1970 yılında yaşanan ve Türküye işi sınıfı için gerçek bir dönüm noktasını ifade eden 15-16 Haziran Genel Direnişi, bugünün genç işçi kuşaklarının belleğinde yer etmiyor. Yaşadığımız topraklardaki 15-16 Haziran Genel Direnişi gibi sayısız birçok deneyim, yengiyle sonuçlanan olsun, yenilgiyle sonuçlanmış olsun, gerektiği biçimde işçi sınıfının hafızasında durması gereken yerde durmuyor.

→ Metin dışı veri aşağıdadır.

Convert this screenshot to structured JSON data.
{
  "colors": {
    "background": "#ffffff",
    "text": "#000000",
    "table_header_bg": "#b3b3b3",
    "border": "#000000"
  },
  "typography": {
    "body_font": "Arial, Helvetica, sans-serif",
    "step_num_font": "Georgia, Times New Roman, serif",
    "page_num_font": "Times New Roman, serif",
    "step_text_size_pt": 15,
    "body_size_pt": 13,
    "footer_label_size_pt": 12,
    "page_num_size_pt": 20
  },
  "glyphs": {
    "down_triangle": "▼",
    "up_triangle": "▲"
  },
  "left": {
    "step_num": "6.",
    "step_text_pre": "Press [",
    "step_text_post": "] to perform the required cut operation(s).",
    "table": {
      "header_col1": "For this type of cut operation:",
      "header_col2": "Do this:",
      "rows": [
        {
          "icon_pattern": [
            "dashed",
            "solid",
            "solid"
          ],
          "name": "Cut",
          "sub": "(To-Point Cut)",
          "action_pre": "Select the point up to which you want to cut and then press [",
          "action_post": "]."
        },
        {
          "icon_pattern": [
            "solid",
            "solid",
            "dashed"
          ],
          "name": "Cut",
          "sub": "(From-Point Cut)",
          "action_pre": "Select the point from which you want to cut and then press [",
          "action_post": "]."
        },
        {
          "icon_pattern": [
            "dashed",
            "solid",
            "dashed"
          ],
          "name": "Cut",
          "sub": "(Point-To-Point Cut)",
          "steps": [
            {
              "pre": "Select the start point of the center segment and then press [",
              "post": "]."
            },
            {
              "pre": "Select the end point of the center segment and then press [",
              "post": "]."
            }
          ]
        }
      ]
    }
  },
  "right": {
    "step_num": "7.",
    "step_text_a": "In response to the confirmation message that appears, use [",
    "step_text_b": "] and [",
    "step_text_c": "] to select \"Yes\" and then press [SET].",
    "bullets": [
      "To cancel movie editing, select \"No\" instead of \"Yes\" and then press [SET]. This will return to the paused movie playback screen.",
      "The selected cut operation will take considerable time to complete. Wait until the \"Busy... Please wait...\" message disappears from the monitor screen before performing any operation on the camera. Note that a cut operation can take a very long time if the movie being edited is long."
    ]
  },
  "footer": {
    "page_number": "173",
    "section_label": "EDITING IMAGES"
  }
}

İki taraf arasında süren mücadelede, birinin diğerine karşı başarı kazanması, mücadele boyunca biriktirdiği deneyimleri doğru biçimde değerlendirebilmesine, dersler çıkarabilmesine bağlıdır. Bu şarta bağlı kalındığı sürece, sayısız yenilgiden sonra nihai zafere ulaşabilmek de mümkün olabilecektir. Bu kurala bağlı kalmak, tabii ki bunu gerçekleştirebilecek iradeye sahip olmayı gerekli kılmaktadır. Bu irade sınıfın örgütlülüğüdür. İşçi sınıfının hafızası onun devrimci örgütlülüğüdür. Doğru dersler çıkarabilmesi ise örgütlülüğün Marksizm bilimiyle donanmış olmasını gerektirir. Yaşanan onca deneyime rağmen girilen mücadelelerin çoğundan burjuvazinin zafer elde ederek çıkmış olması, örgütlülüğün “sürekliliğinin” önemini ortaya koymuştur, koymaktadır. İşçi sınıfının sömürüden sonsuza kadar kurtulması, asalakların sınıf iktidarının yıkılmasını, yani toplumsal devrimi, ve devrim için de onun aracı olacak olan devrimci örgütlülüğün yaratılmasını gerektirir.
İşçi sınıfının geçmişte yaşadığı deneyimleri bugünün işçi nesillerine aktarmak üzere etkinlikler yapmayı hedefleyen UİD-DER’in, üstelik ilk açılış etkinliği olarak 25 Haziran tarihinde gerçekleştirdiği 15-16 Haziran Genel Direnişini anma etkinliğinin, sınıf mücadelesine işçilerden yana önemli bir katkı olduğunu düşünüyorum.
Günler öncesinden başlayan çalışmaların sonucunda harcanan emeğin karşılığının alındığı kanısındayım. Özellikle yaşadığımız topraklar üzerinde benzeri başlıklar altında yapılan etkinliklerin program akışının, bir süre sonra politik amaç bir kenara bırakılarak izleyicilere hoş vakit geçirtmekle sınırlı bir anlayışla yapıldığı görülecektir. Böylesi bir beklentiyle etkinliğe gelen emekçilerin etkinlikten sonra o günün anlamına dair hafızalarında bir şeyler uyanmasını beklemek, bu yöntemlerle olanak dışıdır. Oysa UİD-DER’in etkinliğinin başında benzeri bir ruh halinde olan izleyicilerin bile kısa bir süre sonra sahnedeki ruh haline adapte olmaları, yapılan etkinliğin misyonuna uygun biçimde gerçekleştirildiğini ortaya koymuştur.
Türkiye işçi sınıfı tarihi açısından önemli bir merhale olan 15-16 Haziran Genel Direnişi, onu gerçekleştiren işçilerin, bugün toplumda egemen olan umutsuz ruh halini bir kenara bırakıp birleşebildikleri durumda neler yapabileceklerini göstermiştir. Ama önemli bir nokta daha var. Birleşmek, kimi sorunlara karşı toplu tepki vermek bir olumluluğu ifade ediyor olsa da, sınıfın devrimci örgütlülüğü olmaksızın mücadeleyi işçilerden yana nihayete erdirmenin olanağının olmayacağını da göstermiş olan bir eylemdir 15-16 Haziran.